The way we get the number of occurrences looks funny, so here's how that works. Take the following lines:

my @wordMatches = $word =~ /$letter/g;
my $wordOccurrences = scalar @wordMatches;

@wordMatches is in array context, so it gets an array of matched results from the regular expression. $wordOccurrences is forcing scalar context on an array, which returns its length.

Here's what you get when you run this code with the input "test":

es
et
set
sett
stet
test
tet
tets

Now we only have results that can be made with the given quantity of letters specified. The final step is to go through these filtered matches and find the one with the highest regular expression score. This part can be done easily with a hash in Perl, where the keys are letters and the values are the Scrabble values of each letter.

What happens if the letter in the string is not alphabetic? Well, a Perl hash lookup where the key isn't in the hash returns undef. We can handle this by adding $values{$letter} || 0 to the sum instead of just values{$letter}. Basically, this means that it uses the hash lookup result or zero if the result is undefined.

We can then write a subroutine to go through each letter in a string and sum up the scrabble values of a character.

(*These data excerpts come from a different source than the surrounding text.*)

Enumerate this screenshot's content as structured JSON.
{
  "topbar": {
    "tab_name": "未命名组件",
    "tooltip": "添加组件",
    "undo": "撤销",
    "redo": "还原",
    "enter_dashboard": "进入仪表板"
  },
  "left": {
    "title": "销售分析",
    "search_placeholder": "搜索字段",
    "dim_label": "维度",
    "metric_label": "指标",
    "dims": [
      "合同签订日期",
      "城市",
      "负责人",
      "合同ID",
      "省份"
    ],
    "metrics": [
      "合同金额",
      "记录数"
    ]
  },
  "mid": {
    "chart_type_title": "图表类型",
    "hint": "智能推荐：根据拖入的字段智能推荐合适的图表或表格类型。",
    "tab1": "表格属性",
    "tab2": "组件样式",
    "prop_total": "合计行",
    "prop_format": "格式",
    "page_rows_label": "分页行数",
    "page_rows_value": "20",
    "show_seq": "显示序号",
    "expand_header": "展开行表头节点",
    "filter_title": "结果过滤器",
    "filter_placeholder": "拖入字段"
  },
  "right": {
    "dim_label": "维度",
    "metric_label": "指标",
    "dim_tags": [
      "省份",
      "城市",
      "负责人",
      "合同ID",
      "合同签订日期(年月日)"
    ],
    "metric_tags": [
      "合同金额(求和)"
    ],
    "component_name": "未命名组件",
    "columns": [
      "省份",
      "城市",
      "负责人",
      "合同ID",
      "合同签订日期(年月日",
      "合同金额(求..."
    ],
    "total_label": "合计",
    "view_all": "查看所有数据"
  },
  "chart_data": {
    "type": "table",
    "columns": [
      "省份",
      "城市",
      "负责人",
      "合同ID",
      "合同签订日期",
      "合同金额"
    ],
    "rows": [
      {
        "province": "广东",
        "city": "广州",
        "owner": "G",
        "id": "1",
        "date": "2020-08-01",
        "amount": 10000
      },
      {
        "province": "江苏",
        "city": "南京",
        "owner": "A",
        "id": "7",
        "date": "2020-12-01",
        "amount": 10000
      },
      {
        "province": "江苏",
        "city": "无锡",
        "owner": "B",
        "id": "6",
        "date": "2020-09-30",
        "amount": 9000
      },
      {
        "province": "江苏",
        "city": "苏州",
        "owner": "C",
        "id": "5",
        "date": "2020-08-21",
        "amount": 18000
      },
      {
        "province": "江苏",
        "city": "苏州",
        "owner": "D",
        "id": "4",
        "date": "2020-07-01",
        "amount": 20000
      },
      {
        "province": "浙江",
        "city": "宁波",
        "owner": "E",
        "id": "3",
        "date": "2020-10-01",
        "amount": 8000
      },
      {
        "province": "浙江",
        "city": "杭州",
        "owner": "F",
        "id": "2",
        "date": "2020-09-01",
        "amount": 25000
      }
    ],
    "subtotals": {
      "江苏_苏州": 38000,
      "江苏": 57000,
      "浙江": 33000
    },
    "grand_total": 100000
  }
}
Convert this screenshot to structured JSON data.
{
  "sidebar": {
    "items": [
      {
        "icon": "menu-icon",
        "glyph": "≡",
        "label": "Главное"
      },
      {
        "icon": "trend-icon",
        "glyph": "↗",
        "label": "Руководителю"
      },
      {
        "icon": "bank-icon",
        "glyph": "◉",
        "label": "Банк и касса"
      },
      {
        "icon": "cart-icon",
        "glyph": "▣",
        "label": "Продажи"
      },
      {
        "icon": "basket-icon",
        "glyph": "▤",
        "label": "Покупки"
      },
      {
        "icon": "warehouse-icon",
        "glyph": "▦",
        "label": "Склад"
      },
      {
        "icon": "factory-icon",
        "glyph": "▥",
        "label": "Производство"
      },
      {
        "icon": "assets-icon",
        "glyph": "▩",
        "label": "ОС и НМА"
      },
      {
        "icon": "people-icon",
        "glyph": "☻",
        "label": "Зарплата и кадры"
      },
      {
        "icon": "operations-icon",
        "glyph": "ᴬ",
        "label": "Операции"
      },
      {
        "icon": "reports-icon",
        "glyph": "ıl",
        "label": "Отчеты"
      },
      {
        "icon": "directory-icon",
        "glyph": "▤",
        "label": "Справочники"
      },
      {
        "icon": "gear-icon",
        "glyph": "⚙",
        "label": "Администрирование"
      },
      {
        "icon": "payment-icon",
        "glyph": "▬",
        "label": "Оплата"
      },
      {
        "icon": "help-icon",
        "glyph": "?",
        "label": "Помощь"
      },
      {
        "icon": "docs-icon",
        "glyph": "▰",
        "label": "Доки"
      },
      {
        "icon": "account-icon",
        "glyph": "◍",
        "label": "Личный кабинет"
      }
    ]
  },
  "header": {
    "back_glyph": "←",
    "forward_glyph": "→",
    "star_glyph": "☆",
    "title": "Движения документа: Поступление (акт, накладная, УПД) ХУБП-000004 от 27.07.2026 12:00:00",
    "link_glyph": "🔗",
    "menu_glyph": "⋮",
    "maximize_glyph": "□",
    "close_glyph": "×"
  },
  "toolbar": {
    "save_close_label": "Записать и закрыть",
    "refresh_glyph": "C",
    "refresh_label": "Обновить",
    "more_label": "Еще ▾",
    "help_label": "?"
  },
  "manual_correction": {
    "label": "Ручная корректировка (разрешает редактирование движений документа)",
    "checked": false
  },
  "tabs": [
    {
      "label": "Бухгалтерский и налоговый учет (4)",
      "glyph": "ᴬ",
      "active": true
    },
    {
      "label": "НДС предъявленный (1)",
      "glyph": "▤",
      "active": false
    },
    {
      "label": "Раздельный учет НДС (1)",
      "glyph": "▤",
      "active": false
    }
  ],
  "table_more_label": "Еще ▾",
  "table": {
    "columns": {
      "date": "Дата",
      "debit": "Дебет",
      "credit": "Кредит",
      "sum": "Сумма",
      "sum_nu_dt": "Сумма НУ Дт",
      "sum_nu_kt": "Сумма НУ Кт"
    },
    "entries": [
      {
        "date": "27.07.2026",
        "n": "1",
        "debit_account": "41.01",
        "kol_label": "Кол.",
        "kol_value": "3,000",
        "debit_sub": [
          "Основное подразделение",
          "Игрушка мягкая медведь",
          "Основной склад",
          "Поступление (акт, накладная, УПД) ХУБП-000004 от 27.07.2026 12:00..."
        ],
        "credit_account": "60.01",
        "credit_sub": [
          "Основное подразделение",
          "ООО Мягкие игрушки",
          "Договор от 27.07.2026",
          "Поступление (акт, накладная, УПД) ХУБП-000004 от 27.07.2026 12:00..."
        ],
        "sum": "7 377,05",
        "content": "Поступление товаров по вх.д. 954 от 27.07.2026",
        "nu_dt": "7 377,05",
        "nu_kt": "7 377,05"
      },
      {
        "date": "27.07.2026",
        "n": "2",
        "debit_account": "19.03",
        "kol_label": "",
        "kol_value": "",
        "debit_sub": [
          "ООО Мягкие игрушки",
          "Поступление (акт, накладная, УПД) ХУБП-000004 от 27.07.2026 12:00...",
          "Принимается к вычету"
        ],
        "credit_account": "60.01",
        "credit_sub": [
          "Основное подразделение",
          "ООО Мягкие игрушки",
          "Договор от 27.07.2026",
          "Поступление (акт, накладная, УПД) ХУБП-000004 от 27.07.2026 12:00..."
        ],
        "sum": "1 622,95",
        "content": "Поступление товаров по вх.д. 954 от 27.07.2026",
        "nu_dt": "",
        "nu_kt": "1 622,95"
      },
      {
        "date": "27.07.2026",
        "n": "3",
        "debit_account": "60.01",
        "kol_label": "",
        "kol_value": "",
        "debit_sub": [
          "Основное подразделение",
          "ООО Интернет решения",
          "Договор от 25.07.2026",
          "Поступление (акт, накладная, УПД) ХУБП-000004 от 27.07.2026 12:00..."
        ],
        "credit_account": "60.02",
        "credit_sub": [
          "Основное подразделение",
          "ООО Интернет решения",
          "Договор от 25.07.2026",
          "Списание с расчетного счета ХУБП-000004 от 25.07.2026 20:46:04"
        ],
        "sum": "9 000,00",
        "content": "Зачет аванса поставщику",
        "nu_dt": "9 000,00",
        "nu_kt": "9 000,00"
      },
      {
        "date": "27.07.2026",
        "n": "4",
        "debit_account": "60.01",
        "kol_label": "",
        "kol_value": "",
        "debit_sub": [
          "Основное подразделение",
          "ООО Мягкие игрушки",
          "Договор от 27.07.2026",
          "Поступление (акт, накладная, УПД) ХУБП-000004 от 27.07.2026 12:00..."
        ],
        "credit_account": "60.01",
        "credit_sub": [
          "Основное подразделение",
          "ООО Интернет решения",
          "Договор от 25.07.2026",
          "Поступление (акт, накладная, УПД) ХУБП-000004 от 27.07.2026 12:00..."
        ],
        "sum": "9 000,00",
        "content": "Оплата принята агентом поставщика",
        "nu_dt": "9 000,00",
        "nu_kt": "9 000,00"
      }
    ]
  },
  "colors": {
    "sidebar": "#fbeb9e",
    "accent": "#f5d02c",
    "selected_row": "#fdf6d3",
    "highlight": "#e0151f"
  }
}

# Map letters to scrabble values
my %values = (
    e => 1,
    a => 1,
    i => 1,
    o => 1,
    n => 1,
    r => 1,
    t => 1,
    l => 1,
    s => 1,
    u => 1,
    d => 2,
    g => 2,
    b => 3,
    c => 3,
    m => 3,
    p => 3,
    f => 4,
    h => 4,
    v => 4,
    w => 4,
    y => 4,
    k => 5,
    j => 8,
    x => 8,
    q => 10,
    z => 10
);

# Get the sum of the scrabble values of the letters in a word
sub wordValue {
    my $word = lc(shift); # to lower case
    my $sum = 0;

    # Split the word into an array of individual letters
    for my $letter (split //, $word) {

        # If it's not in the table, the scrabble value is 0
        $sum += $values{$letter} || 0;
    }
    return $sum;
}


my $highestScore = 0;
my $highestWord = "";

for my $word (@filteredMatches) {
    my $score = wordValue($word);
    if ($score > $highestScore) {
        $highestScore = $score;
        $highestWord = $word;
    }
}

# Display the results!
if ($highestScore == 0) {
    print "$letters: no matches\n";
} else {
    print "$letters: $highestWord has score of $highestScore\n";
}

And that's it! From my experience, this code is actually significantly faster for large inputs than the C++ version I wrote. The credit for the speed is due to the Perl Regular Expression engine, of course, which has had many years to optimize and increase speed.

The full code (with some small performance improvements that sacrifice more readable code) can be found in a GitHub repo.